Given a non-empty, closed and convex set $C \subset \mathbb{R}^n$, the Euclidean projection of $y \in \mathbb{R}^n$ onto $C$ is given by
$$ \pi_C (y) = \arg \min_{x \in C} \frac12 \| y-x\|_2^2. $$
I am interested in calculating the gradient of the following function
$$f(y) = \frac12 \| y – \pi_C(y) \|_2^2. $$
Applying the chain rule gives
$$ \nabla f(y) = (J \pi_C(y))^T (y – \pi_C(y)), $$
where $J\pi_C$ is the Jacobian matrix of $\pi_C$. A paper I'm reading gives $\nabla f(y)=y-\pi_C(y)$, without further explanation. My questions are:
-
Is the paper correct?
-
If 1. is afirmative, the Jacobian of the projection is equal to the identity. Why is it the case?
Besides the chain rule, another clue I'm following is that $f$ can be rewritten as
$$ f(y) = \min_{x \in C} \frac12 \|y – x\|_2^2.$$
Does this lead anywhere?
Best Answer
The paper is correct. My favourite way of arriving at this result is to use the Apslund function:
$$\varphi_C(x) = \frac{1}{2}\|x\|^2 - \frac{1}{2}d_C^2(x),$$
where $d_C(x) = \inf_{c \in C} \|x - c\|$. As it turns out, $\varphi_C$ is convex, and $\pi_C(y) \in \partial \varphi_C(y)$, where $\partial \varphi_C(y)$ is the subgradient of $\varphi_C$ at $y$. If we're happy to assume $\varphi_C(x)$ is differentiable, then this implies $\pi_C(y)$ is the derivative of $\varphi_C(y)$. Using the fact that the derivative of $\frac{1}{2}\|x\|^2$ is $x$, this tells us that the derivative of $\frac{1}{2}d_C^2(x)$ (the function in which you are interested) is $x - \pi_C(x)$, as the paper claims.
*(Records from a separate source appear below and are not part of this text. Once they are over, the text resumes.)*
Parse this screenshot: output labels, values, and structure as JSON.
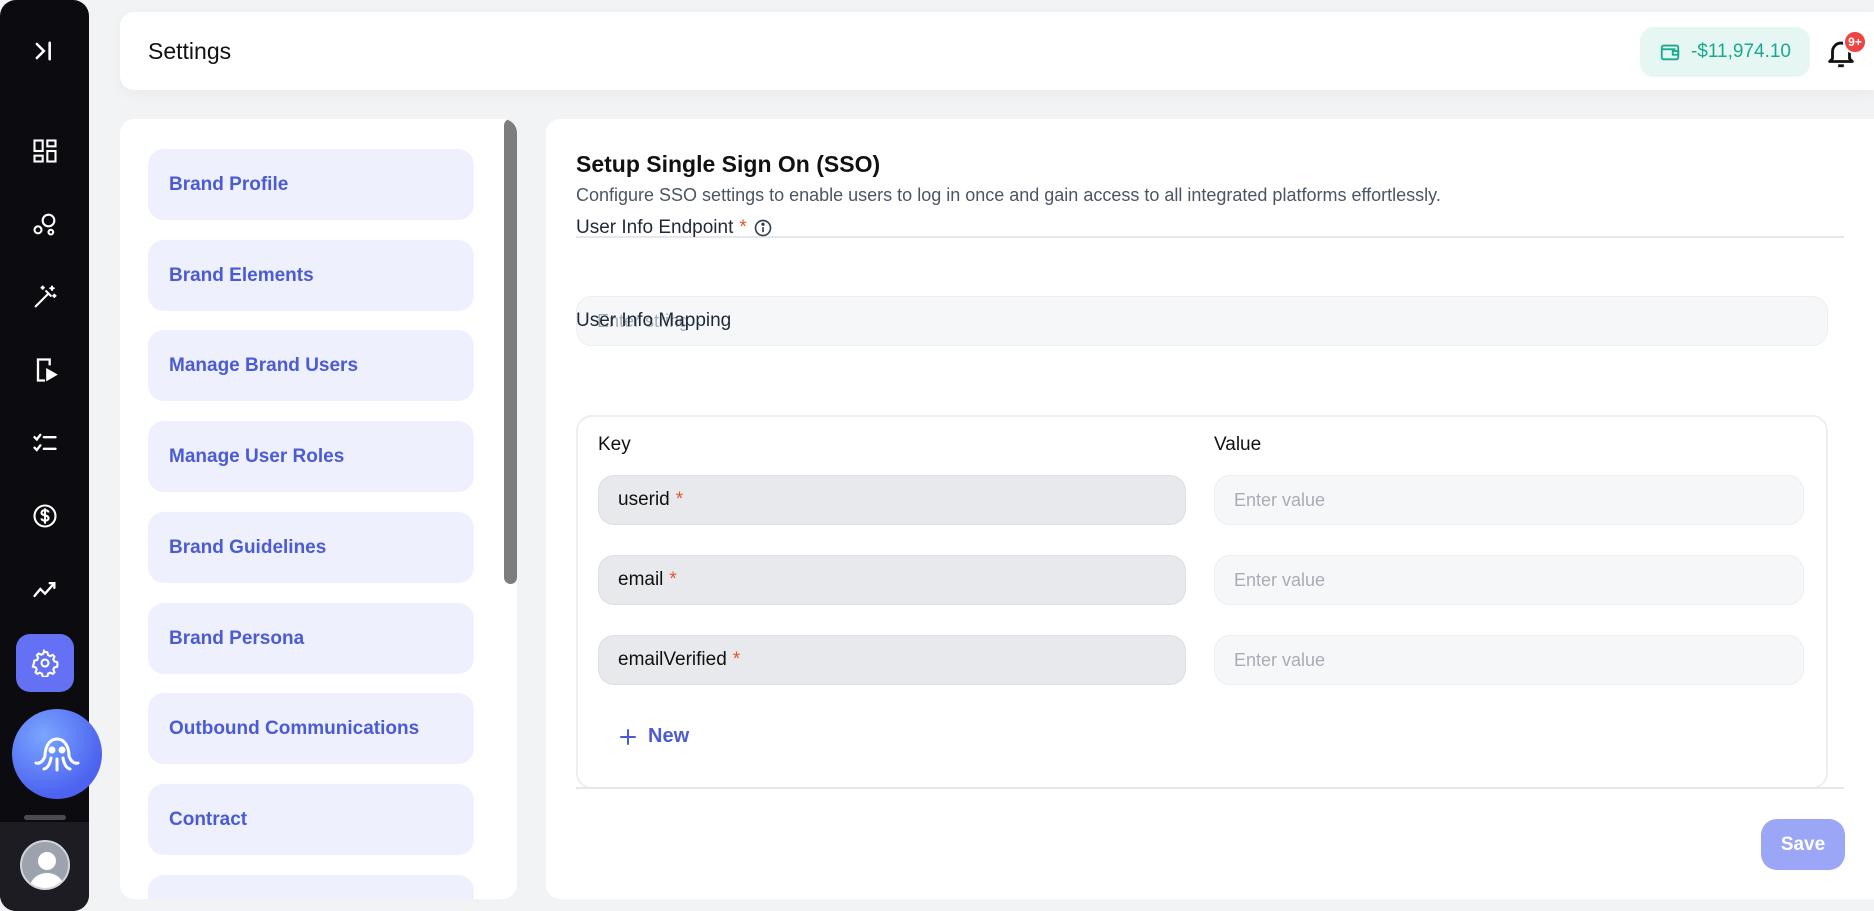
{
  "header": {
    "title": "Settings",
    "wallet_amount": "-$11,974.10",
    "notification_badge": "9+"
  },
  "rail": {
    "items": [
      "expand-icon",
      "dashboard-icon",
      "nodes-icon",
      "magic-wand-icon",
      "mobile-play-icon",
      "checklist-icon",
      "dollar-icon",
      "analytics-icon",
      "settings-icon"
    ],
    "active": "settings-icon"
  },
  "nav": {
    "items": [
      {
        "label": "Brand Profile"
      },
      {
        "label": "Brand Elements"
      },
      {
        "label": "Manage Brand Users"
      },
      {
        "label": "Manage User Roles"
      },
      {
        "label": "Brand Guidelines"
      },
      {
        "label": "Brand Persona"
      },
      {
        "label": "Outbound Communications"
      },
      {
        "label": "Contract"
      },
      {
        "label": ""
      }
    ]
  },
  "main": {
    "title": "Setup Single Sign On (SSO)",
    "subtitle": "Configure SSO settings to enable users to log in once and gain access to all integrated platforms effortlessly.",
    "endpoint_label": "User Info Endpoint",
    "required_mark": "*",
    "endpoint_placeholder": "Enter string",
    "mapping_label": "User Info Mapping",
    "key_header": "Key",
    "value_header": "Value",
    "mappings": [
      {
        "key": "userid",
        "value_placeholder": "Enter value"
      },
      {
        "key": "email",
        "value_placeholder": "Enter value"
      },
      {
        "key": "emailVerified",
        "value_placeholder": "Enter value"
      }
    ],
    "new_label": "New",
    "save_label": "Save"
  },
  "colors": {
    "accent": "#4a5bd4",
    "nav_bg": "#eef0fd",
    "wallet_text": "#19a98e",
    "required": "#e4572e",
    "save_bg": "#9ba6f6"
  }
}
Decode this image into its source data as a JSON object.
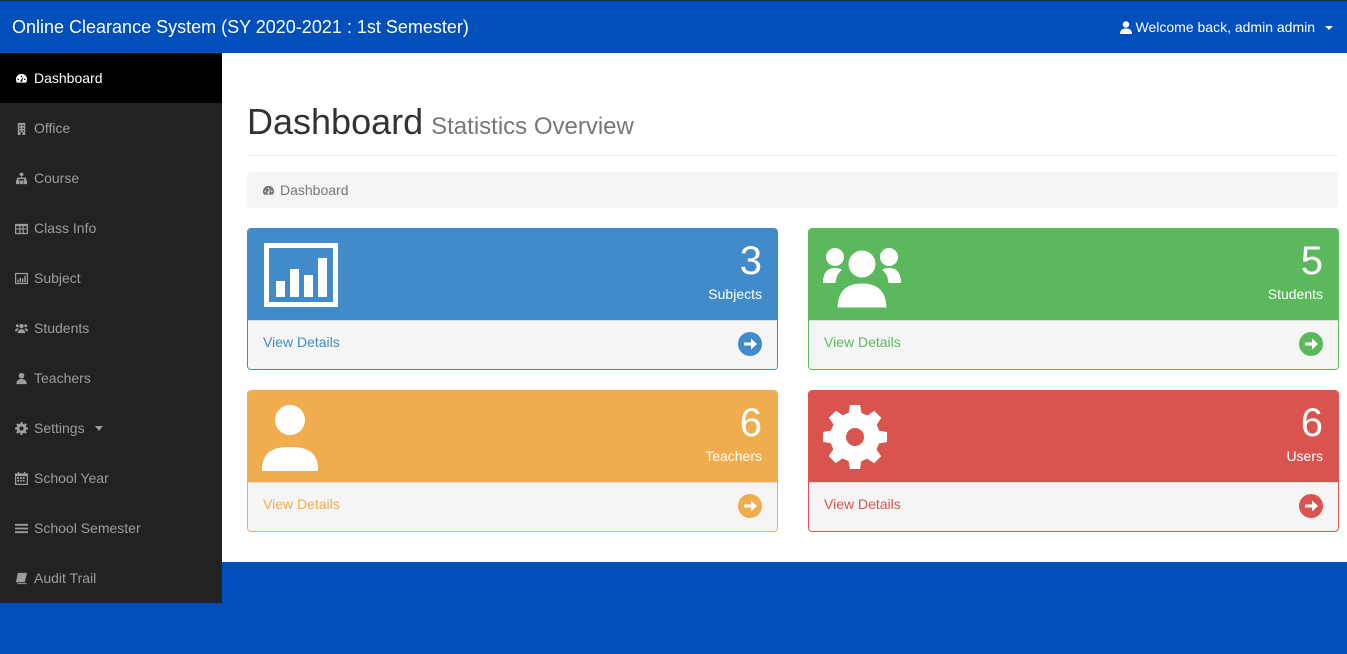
{
  "navbar": {
    "brand": "Online Clearance System (SY 2020-2021 : 1st Semester)",
    "user_label": "Welcome back, admin admin",
    "user_icon": "user-icon"
  },
  "sidebar": {
    "items": [
      {
        "label": "Dashboard",
        "icon": "dashboard-icon",
        "active": true
      },
      {
        "label": "Office",
        "icon": "building-icon"
      },
      {
        "label": "Course",
        "icon": "sitemap-icon"
      },
      {
        "label": "Class Info",
        "icon": "table-icon"
      },
      {
        "label": "Subject",
        "icon": "bar-chart-icon"
      },
      {
        "label": "Students",
        "icon": "users-icon"
      },
      {
        "label": "Teachers",
        "icon": "user-icon"
      },
      {
        "label": "Settings",
        "icon": "gear-icon",
        "dropdown": true
      },
      {
        "label": "School Year",
        "icon": "calendar-icon"
      },
      {
        "label": "School Semester",
        "icon": "list-icon"
      },
      {
        "label": "Audit Trail",
        "icon": "book-icon"
      }
    ]
  },
  "header": {
    "title": "Dashboard",
    "subtitle": "Statistics Overview"
  },
  "breadcrumb": {
    "label": "Dashboard",
    "icon": "dashboard-icon"
  },
  "panels": [
    {
      "count": "3",
      "label": "Subjects",
      "link": "View Details",
      "color": "#428bca",
      "icon": "bar-chart-icon"
    },
    {
      "count": "5",
      "label": "Students",
      "link": "View Details",
      "color": "#5cb85c",
      "icon": "users-icon"
    },
    {
      "count": "6",
      "label": "Teachers",
      "link": "View Details",
      "color": "#f0ad4e",
      "icon": "user-icon"
    },
    {
      "count": "6",
      "label": "Users",
      "link": "View Details",
      "color": "#d9534f",
      "icon": "gear-icon"
    }
  ],
  "colors": {
    "navbar": "#004fbb",
    "sidebar": "#222222",
    "sidebar_active": "#000000"
  }
}
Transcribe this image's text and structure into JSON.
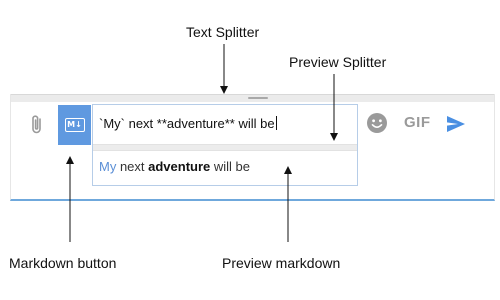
{
  "callouts": {
    "text_splitter": "Text Splitter",
    "preview_splitter": "Preview Splitter",
    "markdown_button": "Markdown button",
    "preview_markdown": "Preview markdown"
  },
  "composer": {
    "markdown_button_label": "M↓",
    "input_value": "`My` next **adventure** will be",
    "preview": {
      "code": "My",
      "text1": " next ",
      "bold": "adventure",
      "text2": " will be"
    },
    "gif_label": "GIF"
  },
  "colors": {
    "accent": "#5f99e0",
    "send": "#4a8fe2",
    "muted_icon": "#9a9a9a",
    "focus_border": "#6fa8dc"
  },
  "icons": [
    "paperclip-icon",
    "markdown-icon",
    "emoji-icon",
    "send-icon"
  ]
}
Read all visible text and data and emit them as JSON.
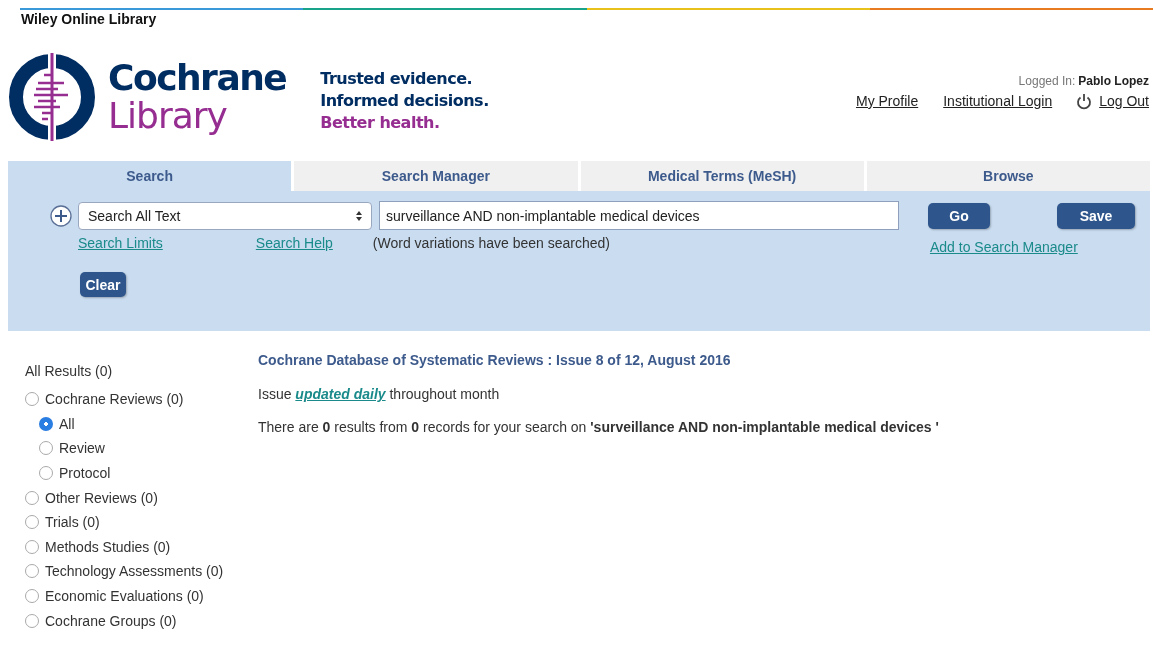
{
  "brand_bar": {
    "title": "Wiley Online Library"
  },
  "logo": {
    "line_1": "Cochrane",
    "line_2": "Library"
  },
  "tagline": [
    "Trusted evidence.",
    "Informed decisions.",
    "Better health."
  ],
  "account": {
    "label": "Logged In:",
    "user": "Pablo Lopez",
    "links": [
      {
        "label": "My Profile",
        "kind": "text"
      },
      {
        "label": "Institutional Login",
        "kind": "text"
      },
      {
        "label": "Log Out",
        "kind": "power"
      }
    ]
  },
  "tabs": [
    {
      "label": "Search",
      "selected": true
    },
    {
      "label": "Search Manager",
      "selected": false
    },
    {
      "label": "Medical Terms (MeSH)",
      "selected": false
    },
    {
      "label": "Browse",
      "selected": false
    }
  ],
  "search": {
    "field_select": "Search All Text",
    "query": "surveillance AND non-implantable medical devices",
    "go": "Go",
    "save": "Save",
    "limits_link": "Search Limits",
    "help_link": "Search Help",
    "variations_note": "(Word variations have been searched)",
    "add_link": "Add to Search Manager",
    "clear": "Clear"
  },
  "results_filter": {
    "all_results": "All Results (0)",
    "options": [
      {
        "label": "Cochrane Reviews (0)",
        "selected": false,
        "children": [
          {
            "label": "All",
            "selected": true
          },
          {
            "label": "Review",
            "selected": false
          },
          {
            "label": "Protocol",
            "selected": false
          }
        ]
      },
      {
        "label": "Other Reviews (0)",
        "selected": false
      },
      {
        "label": "Trials (0)",
        "selected": false
      },
      {
        "label": "Methods Studies (0)",
        "selected": false
      },
      {
        "label": "Technology Assessments (0)",
        "selected": false
      },
      {
        "label": "Economic Evaluations (0)",
        "selected": false
      },
      {
        "label": "Cochrane Groups (0)",
        "selected": false
      }
    ]
  },
  "results": {
    "heading": "Cochrane Database of Systematic Reviews : Issue 8 of 12, August 2016",
    "issue_note": {
      "before": "Issue",
      "link": "updated daily",
      "after": "throughout month"
    },
    "summary": "There are **0** results from **0** records for your search on **'surveillance AND non-implantable medical devices '**"
  }
}
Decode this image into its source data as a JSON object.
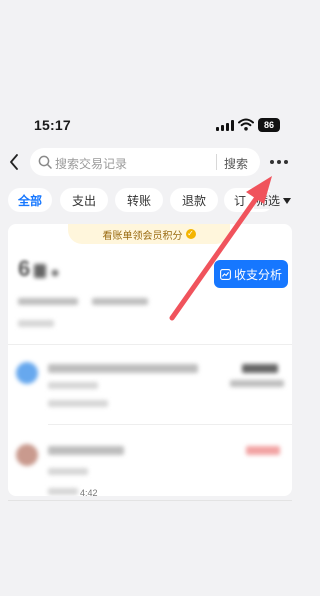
{
  "status_bar": {
    "time": "15:17",
    "battery": "86"
  },
  "search": {
    "placeholder": "搜索交易记录",
    "button": "搜索"
  },
  "tabs": [
    {
      "label": "全部",
      "active": true
    },
    {
      "label": "支出"
    },
    {
      "label": "转账"
    },
    {
      "label": "退款"
    },
    {
      "label": "订"
    }
  ],
  "filter": {
    "label": "筛选"
  },
  "promo": {
    "text": "看账单领会员积分"
  },
  "analysis_button": {
    "label": "收支分析"
  },
  "summary": {
    "title_partial": "6"
  },
  "transactions": [
    {
      "time_partial": "4:42"
    }
  ],
  "colors": {
    "accent": "#1677ff",
    "arrow": "#f0535c",
    "promo_bg": "#fff6dc"
  }
}
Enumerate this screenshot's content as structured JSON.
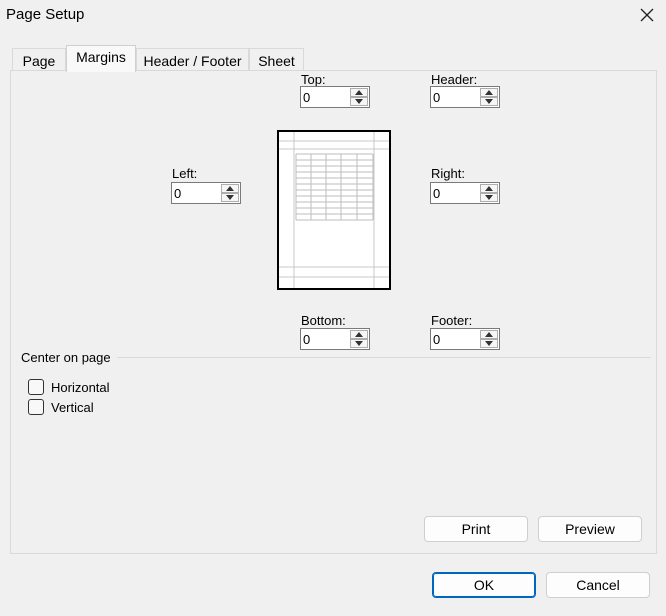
{
  "window": {
    "title": "Page Setup"
  },
  "tabs": [
    {
      "label": "Page",
      "active": false
    },
    {
      "label": "Margins",
      "active": true
    },
    {
      "label": "Header / Footer",
      "active": false
    },
    {
      "label": "Sheet",
      "active": false
    }
  ],
  "margins": {
    "top": {
      "label": "Top:",
      "value": "0"
    },
    "header": {
      "label": "Header:",
      "value": "0"
    },
    "left": {
      "label": "Left:",
      "value": "0"
    },
    "right": {
      "label": "Right:",
      "value": "0"
    },
    "bottom": {
      "label": "Bottom:",
      "value": "0"
    },
    "footer": {
      "label": "Footer:",
      "value": "0"
    }
  },
  "center_on_page": {
    "label": "Center on page",
    "horizontal": {
      "label": "Horizontal",
      "checked": false
    },
    "vertical": {
      "label": "Vertical",
      "checked": false
    }
  },
  "buttons": {
    "print": "Print",
    "preview": "Preview",
    "ok": "OK",
    "cancel": "Cancel"
  },
  "colors": {
    "accent": "#0067c0",
    "background": "#f0f0f0"
  }
}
First, let's show that the Asplund function is convex. We can write:
\begin{align*} \varphi_C(x) &= \frac{1}{2}\|x\|^2 - \frac{1}{2}\inf_{c \in C}\|x - c\|^2 \\ &= \frac{1}{2}\sup_{c \in C}\left(\|x\|^2 - \|x - c\|^2\right) \\ &= \frac{1}{2}\sup_{c \in C}\left(\|x\|^2 - \|x\|^2 + 2(x \cdot c) - \|c\|^2 \right) \\ &= \sup_{c \in C}\left(x \cdot c - \frac{1}{2}\|c\|^2 \right), \end{align*} which is a supremum of affine functions, making it a convex function.
Note that the supremum is achieved precisely when the original infimum is achieved, which is at $\pi_C(x)$, so $$\varphi_C(x) = x \cdot \pi_C(x) - \frac{1}{2}\|\pi_C(x)\|^2.$$
To show $\pi_C(y) \in \partial \varphi_C(y)$, we must show $$\pi_C(y) \cdot (x - y) \le \varphi(x) - \varphi(y)$$ for all $x$. We have \begin{align*} &\varphi_C(x) - \varphi_C(y) - \pi_C(y) \cdot (x - y) \\ = \, &\frac{1}{2}\|x\|^2 - \frac{1}{2}d_C^2(x) - y \cdot \pi_C(y) + \frac{1}{2}\|\pi_C(x)\|^2 - \pi_C(y) \cdot x + \pi_C(y) \cdot y \\ = \, &\frac{1}{2}\|x - \pi_C(y)\|^2 - \frac{1}{2} d_C^2(x) \ge 0, \end{align*} as $\pi_C(y) \in C$, using the definition of $d_C(x)$. This puts $\pi_C(y) \in \partial \varphi_C(y)$, so assuming $\varphi_C$ is differentiable (which it is, if $C$ is closed and convex), then the derivative is $\pi_C(y)$, and the result follows.
To answer your second question, no, this doesn't make the Jacobean the identity. If you have a specific matrix $A$ and specific vector $v$ such that $Av = v$, then all you can conclude is either $v = 0$, or $v$ is an eigenvector corresponding to eigenvalue $1$. This is true of $J_{\pi_C}$, but generally speaking, it will not be the identity.